Most Healthcare Professionals Don’t Bring Up End-of-Life Planning With Patients, Survey Finds

By Christopher Cheney

End-of-life conversations need to be a routine part of care for adults, a hospice expert says.

Advance care planning and documentation provides guidance about end-of-life decisions. Advance care planning helps to make sure that a patient’s wishes on issues such a resuscitation are known by care teams and families before an end-of-life situation.

A new survey polled Americans about crucial advance care planning topics. The survey, which was commissioned by hospice provider VITAS Healthcare, polled 1,000 Americans in March 2022. The polling sample reflects the U.S. population based on gender, age, race and ethnicity, region, and education.

The survey generated several key findings:

  • Most (71.4%) survey respondents reported that healthcare professionals never had brought up end-of-life planning and a majority (54.9%) reported that no one had brought it up.
  • More people reported that they have documented their wishes this year (35.4% in 2022 versus 32% in the 2021 VITAS Healthcare survey). However, that is far less than those who say it’s important or very important (68%) and those who have discussed their wishes (55.5%).
  • The top three reasons for not conducting advance care planning were not being sick or dying (34.7%), it is depressing to face (26.3%), and feeling not old enough to face these topics (21.9%).
  • The top four reasons for conducting advance care planning were desire to not burden family members with making decisions (56.4%), it was done for financial or estate planning (47.5%), experience of having a loved one who died with their wishes documented (23.1%), and experience of having a loved one who died without their wishes documented (19.4%).
  • Asian and Hispanic survey respondents were more likely to credit conducting advance care planning to clinicians raising the topic: Asian (24.2%), Hispanic (24.0%), White (11.8%), and Black (7.6%).
  • Most survey respondents said they were comfortable having end-of-life planning with family members: partner or spouse (52.6%), children (32.4%), primary care physician (27.1%).
  • Most survey respondents were comfortable having end-of-life planning discussions at home: home (60.1%); legal, financial, or other formal non-medical setting (26.0%), primary care clinic (24.6%).

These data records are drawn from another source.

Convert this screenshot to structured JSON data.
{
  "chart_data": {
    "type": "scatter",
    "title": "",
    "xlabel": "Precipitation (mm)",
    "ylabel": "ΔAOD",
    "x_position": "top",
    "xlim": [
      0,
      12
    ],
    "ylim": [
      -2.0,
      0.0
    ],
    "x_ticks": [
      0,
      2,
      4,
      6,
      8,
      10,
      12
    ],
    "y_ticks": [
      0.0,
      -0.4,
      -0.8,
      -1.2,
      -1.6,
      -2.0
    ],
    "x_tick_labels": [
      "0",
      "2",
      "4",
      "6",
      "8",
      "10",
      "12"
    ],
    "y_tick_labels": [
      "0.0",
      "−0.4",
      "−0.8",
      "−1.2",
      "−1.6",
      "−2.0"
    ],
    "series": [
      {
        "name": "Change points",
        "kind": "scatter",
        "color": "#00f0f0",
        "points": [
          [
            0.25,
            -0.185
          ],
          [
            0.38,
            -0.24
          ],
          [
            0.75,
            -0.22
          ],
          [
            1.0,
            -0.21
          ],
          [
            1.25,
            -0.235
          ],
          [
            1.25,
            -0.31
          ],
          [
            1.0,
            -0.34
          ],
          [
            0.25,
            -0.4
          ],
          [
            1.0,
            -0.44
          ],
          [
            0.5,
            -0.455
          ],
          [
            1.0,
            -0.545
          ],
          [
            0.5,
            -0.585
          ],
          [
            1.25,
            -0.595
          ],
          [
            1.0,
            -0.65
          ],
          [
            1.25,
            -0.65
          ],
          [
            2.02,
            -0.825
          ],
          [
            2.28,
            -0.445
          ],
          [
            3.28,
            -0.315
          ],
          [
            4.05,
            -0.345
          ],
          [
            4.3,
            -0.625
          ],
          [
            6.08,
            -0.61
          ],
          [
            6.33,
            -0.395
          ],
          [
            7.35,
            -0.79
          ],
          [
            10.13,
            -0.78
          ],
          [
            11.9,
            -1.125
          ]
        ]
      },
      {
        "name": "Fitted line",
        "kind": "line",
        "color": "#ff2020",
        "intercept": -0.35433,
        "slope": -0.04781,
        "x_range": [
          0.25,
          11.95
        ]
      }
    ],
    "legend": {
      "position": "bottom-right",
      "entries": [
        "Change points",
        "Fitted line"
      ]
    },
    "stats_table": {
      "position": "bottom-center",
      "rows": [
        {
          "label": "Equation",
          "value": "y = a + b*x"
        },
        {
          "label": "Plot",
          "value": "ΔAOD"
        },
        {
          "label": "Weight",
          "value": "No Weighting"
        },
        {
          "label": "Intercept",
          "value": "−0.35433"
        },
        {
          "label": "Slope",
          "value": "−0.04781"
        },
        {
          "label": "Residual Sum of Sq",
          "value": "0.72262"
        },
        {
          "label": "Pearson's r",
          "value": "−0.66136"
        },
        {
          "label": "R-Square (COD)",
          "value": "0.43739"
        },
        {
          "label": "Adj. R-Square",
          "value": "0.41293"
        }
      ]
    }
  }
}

Encouraging patients to conduct advance care planning

“Patients are ready for these conversations,” says Joseph Shega, MD, executive vice president and chief medical officer of VITAS Healthcare.

For clinicians, holding end-of-life discussions is a long-term effort, he says. “I encourage healthcare professionals to initiate advance care planning conversations by simply bringing it up with their patients. It’s important to note, however, that advance care planning is not a one-time task—it should be treated as an ongoing conversation that a patient has with their physician, family and loved ones. As healthcare professionals, it’s our responsibility to help encourage these conversations by normalizing them and making the conversations a routine part of care.”

Physicians have an important role to play and need to get more involved, Shega says. “Americans reported they would be comfortable having these conversations with their doctor—and many times are looking for their doctor to raise the issue. But many times, these conversations are not happening. In fact, 71% of respondents said that a physician has never broached the subject of advance care planning with them. That tells us there is a gap.”

VITAS Healthcare recommends that physicians keep the SPIKES method in mind when having advance care planning conversations with patients, he says:

  • Setting: Choose a private setting where you can sit face-to-face with the patient and a family member or confidant. If the patient does not speak English, rely on a professional interpreter rather than a family member.
  • Perception: Ask the patient how much they know, perceive, or suspect before you begin the conversation.
  • Invitation: Subtly invite the patient to provide clues about willingness to receive more information. Ask whether they would like to talk about issues such as test outcomes and treatments. If the patient does not respond favorably, suggest that you talk again later that day or the next. Then follow through.
  • Knowledge: Share information directly and simply. After you have opened the conversation, stop talking. Listen to the patient’s responses and take note of their emotions.
  • Empathy: Identify with the patient’s emotional reaction in a kind way that suggests you understand and appreciate their response and are concerned about their future.
  • Summation: Summarize the conversation and recommend hospice care.

“No matter what, every end-of-life conversation must be rooted in respect, compassion, and empathy. Healthcare professionals must take the time to understand the whole patient and consider how their age, race, ethnicity, religion, and relationships shape their views and values,” Shega says.

Why advance care planning matters

Advance care planning benefits patients, he says. “By knowing a patient’s wishes and values, healthcare professionals and families can ensure that the kind of care that person receives at end of life aligns with their goals, preferences, and spiritual beliefs.”

The absence of end-of-life planning is problematic for patients and their care teams, Shega says. “One of the most difficult situations is when the families we serve don’t know their loved one’s wishes or values. The VITAS survey found that almost a quarter of people (24.3%) had either a loved one who was seriously ill or one who had passed away without knowing their wishes or values for end-of-life care. VITAS believes it is vitally important that patients make their wishes known so that they can be honored, while also relieving the burden of decision-making on loved ones.”

Christopher Cheney is the senior clinical care​ editor at HealthLeaders.